The Nobel Prize-winning economist Joseph Stieglitz called this inequality of knowledge between consumers and producers "information asymmetry," and pegged it as one of the central flaws of market capitalism.The absence of even minimal toxicity data works to insulate the industry from the normal supply-demand dynamic of the market. In a country that prides itself on its entrepreneurial ingenuity, the United States is hitching its faith to a system that reinforces stasis and a potentially dangerous status quo.
The bio-monitoring results in America and in Europe are the clinching evidence of TSCA's ineffectiveness. "All our exposure assumptions have been proven wrong," Malcolm Woolf, staff counsel to the Senate Environment and Public Works Committee, told me. "Because we did not act under TSCA, the assumption is that chemicals have been certified safe. But it's exactly the opposite: They haven't been certified anything." TSCA is now derisively referred to among its many critics as the "Toxic Substances Conversation Act." The chemical industry has wielded considerable power in Washington to keep it that way. Over the past decade, the industry has been either the second or third biggest lobbying force on Capitol Hill, according to the Center for Responsive Politics. Between 1996 and 2006, the industry made $35 million in contributions to federal election campaigns, and spends between $2 million and $5 million each year on lobbying in Washington (not including the significant amount of lobbying by the industry in state capitals).

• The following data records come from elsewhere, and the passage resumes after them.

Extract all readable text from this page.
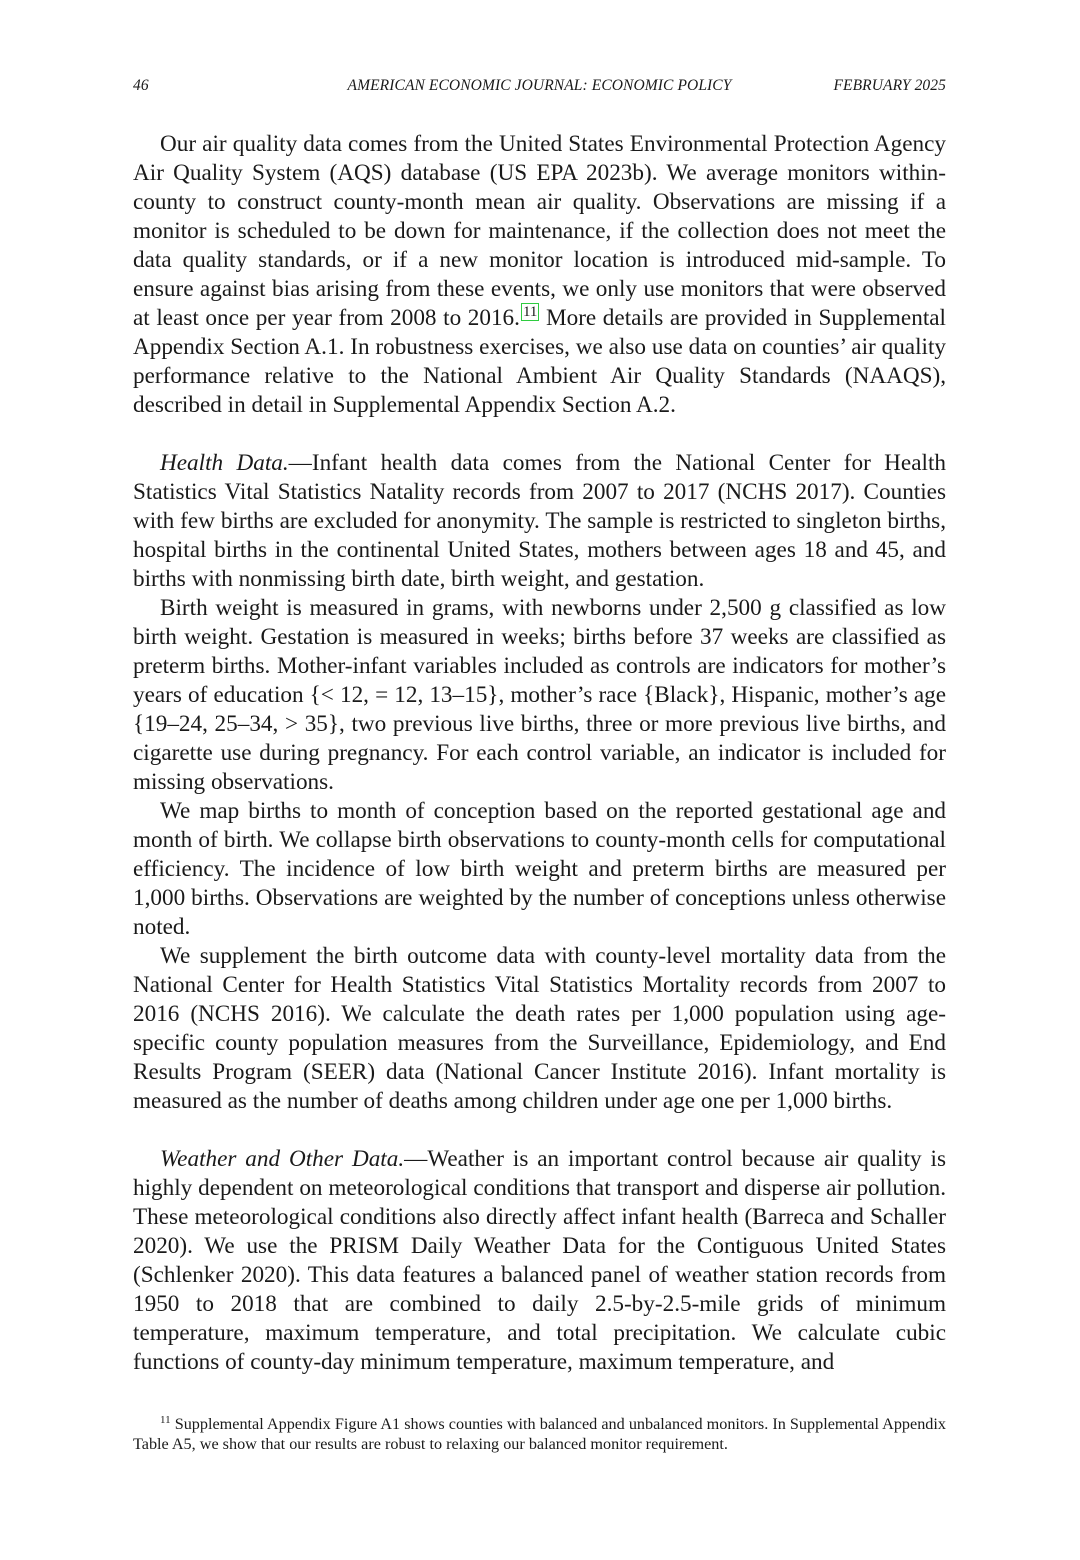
46	AMERICAN ECONOMIC JOURNAL: ECONOMIC POLICY	FEBRUARY 2025

Our air quality data comes from the United States Environmental Protection Agency Air Quality System (AQS) database (US EPA 2023b). We average monitors within-county to construct county-month mean air quality. Observations are missing if a monitor is scheduled to be down for maintenance, if the collection does not meet the data quality standards, or if a new monitor location is introduced mid-sample. To ensure against bias arising from these events, we only use monitors that were observed at least once per year from 2008 to 2016. $^{11}$ More details are provided in Supplemental Appendix Section A.1. In robustness exercises, we also use data on counties’ air quality performance relative to the National Ambient Air Quality Standards (NAAQS), described in detail in Supplemental Appendix Section A.2.

Health Data.—Infant health data comes from the National Center for Health Statistics Vital Statistics Natality records from 2007 to 2017 (NCHS 2017). Counties with few births are excluded for anonymity. The sample is restricted to singleton births, hospital births in the continental United States, mothers between ages 18 and 45, and births with nonmissing birth date, birth weight, and gestation.

Birth weight is measured in grams, with newborns under 2,500 g classified as low birth weight. Gestation is measured in weeks; births before 37 weeks are classified as preterm births. Mother-infant variables included as controls are indicators for mother’s years of education {< 12, = 12, 13–15}, mother’s race {Black}, Hispanic, mother’s age {19–24, 25–34, > 35}, two previous live births, three or more previous live births, and cigarette use during pregnancy. For each control variable, an indicator is included for missing observations.

We map births to month of conception based on the reported gestational age and month of birth. We collapse birth observations to county-month cells for computational efficiency. The incidence of low birth weight and preterm births are measured per 1,000 births. Observations are weighted by the number of conceptions unless otherwise noted.

We supplement the birth outcome data with county-level mortality data from the National Center for Health Statistics Vital Statistics Mortality records from 2007 to 2016 (NCHS 2016). We calculate the death rates per 1,000 population using age-specific county population measures from the Surveillance, Epidemiology, and End Results Program (SEER) data (National Cancer Institute 2016). Infant mortality is measured as the number of deaths among children under age one per 1,000 births.

Weather and Other Data.—Weather is an important control because air quality is highly dependent on meteorological conditions that transport and disperse air pollution. These meteorological conditions also directly affect infant health (Barreca and Schaller 2020). We use the PRISM Daily Weather Data for the Contiguous United States (Schlenker 2020). This data features a balanced panel of weather station records from 1950 to 2018 that are combined to daily 2.5-by-2.5-mile grids of minimum temperature, maximum temperature, and total precipitation. We calculate cubic functions of county-day minimum temperature, maximum temperature, and

$^{11}$ Supplemental Appendix Figure A1 shows counties with balanced and unbalanced monitors. In Supplemental Appendix Table A5, we show that our results are robust to relaxing our balanced monitor requirement.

Lynn Goldman, a pediatrician and epidemiologist, served as assistant administrator for the EPA's Office of Prevention, Pesticides and Toxic Substances from 1993 to 1998, when she left to become a professor of environmental health sciences at the Bloomberg School of Public Health at Johns Hopkins University. By the mid-1990s, she told me, the flaws in TSCA had become abundantly clear. "Suddenly all of us were realizing, 'there were thousands of chemicals out there, and we didn't know what they were. We weren't able to get the data, weren't able to assess the risks, nothing." Goldman recalls a party held in Washington in 1996 to celebrate TSCA's twenty-year anniversary. "I'll never forget. Someone from the chemical industry got up to salute TSCA, and said, 'This is the perfect statute. I wish every law could be like TSCA.'" She laughed, "It was then I knew for sure there was something wrong."